A car drives straight down toward the bottom of a valley and up the other side on a road whose bottom has a radius of curvature of 125mm . At the very bottom, the normal force on the driver is twice his weight.
To determine the speed of the car at the bottom of the valley, we can use the concept of conservation of energy.

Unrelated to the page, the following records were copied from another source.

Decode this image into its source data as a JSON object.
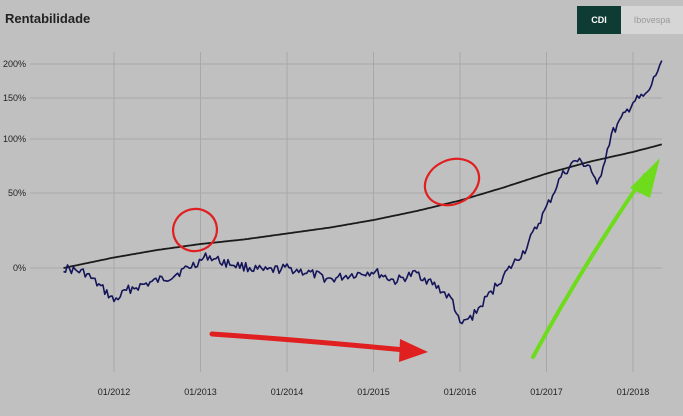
{
  "header": {
    "title": "Rentabilidade"
  },
  "toggle": {
    "options": [
      "CDI",
      "Ibovespa"
    ],
    "selected": "CDI"
  },
  "colors": {
    "fund_line": "#15155a",
    "cdi_line": "#1a1a1a",
    "active_toggle": "#0e3b34",
    "circle_annotation": "#e02020",
    "arrow_red": "#e02020",
    "arrow_green": "#6edc1c"
  },
  "chart_data": {
    "type": "line",
    "title": "Rentabilidade",
    "xlabel": "",
    "ylabel": "",
    "x_ticks": [
      "01/2012",
      "01/2013",
      "01/2014",
      "01/2015",
      "01/2016",
      "01/2017",
      "01/2018"
    ],
    "y_ticks": [
      "200%",
      "150%",
      "100%",
      "50%",
      "0%"
    ],
    "y_tick_values": [
      200,
      150,
      100,
      50,
      0
    ],
    "x_range": [
      "2011-06",
      "2018-06"
    ],
    "grid": true,
    "series": [
      {
        "role": "benchmark",
        "color": "#1a1a1a",
        "points": [
          [
            "2011-06",
            0
          ],
          [
            "2012-01",
            7
          ],
          [
            "2012-07",
            12
          ],
          [
            "2013-01",
            16
          ],
          [
            "2013-07",
            19
          ],
          [
            "2014-01",
            23
          ],
          [
            "2014-07",
            27
          ],
          [
            "2015-01",
            32
          ],
          [
            "2015-07",
            38
          ],
          [
            "2016-01",
            45
          ],
          [
            "2016-07",
            55
          ],
          [
            "2017-01",
            68
          ],
          [
            "2017-07",
            79
          ],
          [
            "2018-01",
            88
          ],
          [
            "2018-05",
            95
          ]
        ]
      },
      {
        "role": "fund",
        "color": "#15155a",
        "points": [
          [
            "2011-06",
            0
          ],
          [
            "2011-09",
            -3
          ],
          [
            "2011-12",
            -15
          ],
          [
            "2012-01",
            -20
          ],
          [
            "2012-03",
            -13
          ],
          [
            "2012-06",
            -9
          ],
          [
            "2012-09",
            -5
          ],
          [
            "2012-12",
            2
          ],
          [
            "2013-02",
            8
          ],
          [
            "2013-04",
            4
          ],
          [
            "2013-07",
            1
          ],
          [
            "2013-10",
            -2
          ],
          [
            "2014-01",
            0
          ],
          [
            "2014-04",
            -3
          ],
          [
            "2014-07",
            -7
          ],
          [
            "2014-10",
            -4
          ],
          [
            "2015-01",
            -2
          ],
          [
            "2015-04",
            -8
          ],
          [
            "2015-07",
            -3
          ],
          [
            "2015-10",
            -12
          ],
          [
            "2015-12",
            -20
          ],
          [
            "2016-01",
            -35
          ],
          [
            "2016-03",
            -28
          ],
          [
            "2016-07",
            -5
          ],
          [
            "2016-10",
            12
          ],
          [
            "2017-01",
            40
          ],
          [
            "2017-03",
            65
          ],
          [
            "2017-05",
            80
          ],
          [
            "2017-07",
            75
          ],
          [
            "2017-08",
            55
          ],
          [
            "2017-10",
            105
          ],
          [
            "2018-01",
            145
          ],
          [
            "2018-03",
            155
          ],
          [
            "2018-05",
            205
          ]
        ]
      }
    ]
  }
}
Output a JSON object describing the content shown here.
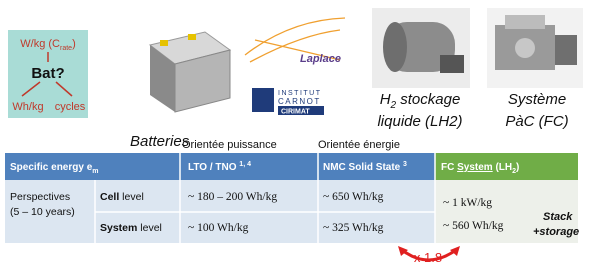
{
  "diagram": {
    "top": "W/kg (C",
    "top_sub": "rate",
    "top_end": ")",
    "center": "Bat?",
    "left": "Wh/kg",
    "right": "cycles"
  },
  "images": {
    "batteries": "Batteries",
    "laplace": "Laplace",
    "carnot_1": "INSTITUT",
    "carnot_2": "CARNOT",
    "carnot_3": "CIRIMAT",
    "lh2": {
      "line1": "H",
      "line1_sub": "2",
      "line1_end": " stockage",
      "line2": "liquide (LH2)"
    },
    "fc": {
      "line1": "Système",
      "line2": "PàC (FC)"
    }
  },
  "labels": {
    "power": "Orientée puissance",
    "energy": "Orientée énergie"
  },
  "table": {
    "header": {
      "col0": "Specific energy e",
      "col0_sub": "m",
      "col1": "LTO / TNO ",
      "col1_sup": "1, 4",
      "col2": "NMC Solid State ",
      "col2_sup": "3",
      "col3": "FC ",
      "col3_u": "System",
      "col3_end": " (LH",
      "col3_sub": "2",
      "col3_close": ")"
    },
    "group": {
      "line1": "Perspectives",
      "line2": "(5 – 10 years)"
    },
    "rows": [
      {
        "bold": "Cell",
        "rest": " level",
        "lto": "~ 180 – 200 Wh/kg",
        "nmc": "~ 650 Wh/kg",
        "fc": "~ 1 kW/kg"
      },
      {
        "bold": "System",
        "rest": " level",
        "lto": "~ 100 Wh/kg",
        "nmc": "~ 325 Wh/kg",
        "fc": "~ 560 Wh/kg"
      }
    ],
    "note": {
      "line1": "Stack",
      "line2": "+storage"
    }
  },
  "ratio": "x 1.8"
}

At the top of the valley, the car has gravitational potential energy which is converted to kinetic energy as it moves down the incline. At the bottom of the valley, all the potential energy is converted to kinetic energy. Assuming no other forms of energy are involved (such as friction), we can equate the initial potential energy to the final kinetic energy.
The potential energy at the top of the valley can be given by:
PE_top = m * g * h
Where m is the mass of the car, g is the acceleration due to gravity (approximately 9.8 m/s²), and h is the height of the incline.
Since the car is traveling along a circular path with a radius of curvature, the height at the top of the valley is equal to the radius of curvature (125 mm).
PE_top = m * g * 0.125 m
The kinetic energy at the bottom of the valley is given by:
KE_bottom = (1/2) * m * v²
Where v is the speed of the car at the bottom.
Equating the initial potential energy to the final kinetic energy:
PE_top = KE_bottom
m * g * 0.125 = (1/2) * m * v²
Simplifying and solving for v:
v = √(2 * g * 0.125)
Plugging in the values:
v = √(2 * 9.8 * 0.125)
v = √(2.45)
v ≈ 1.56 m/s
Therefore, the speed of the car at the bottom of the valley is approximately 1.56 m/s.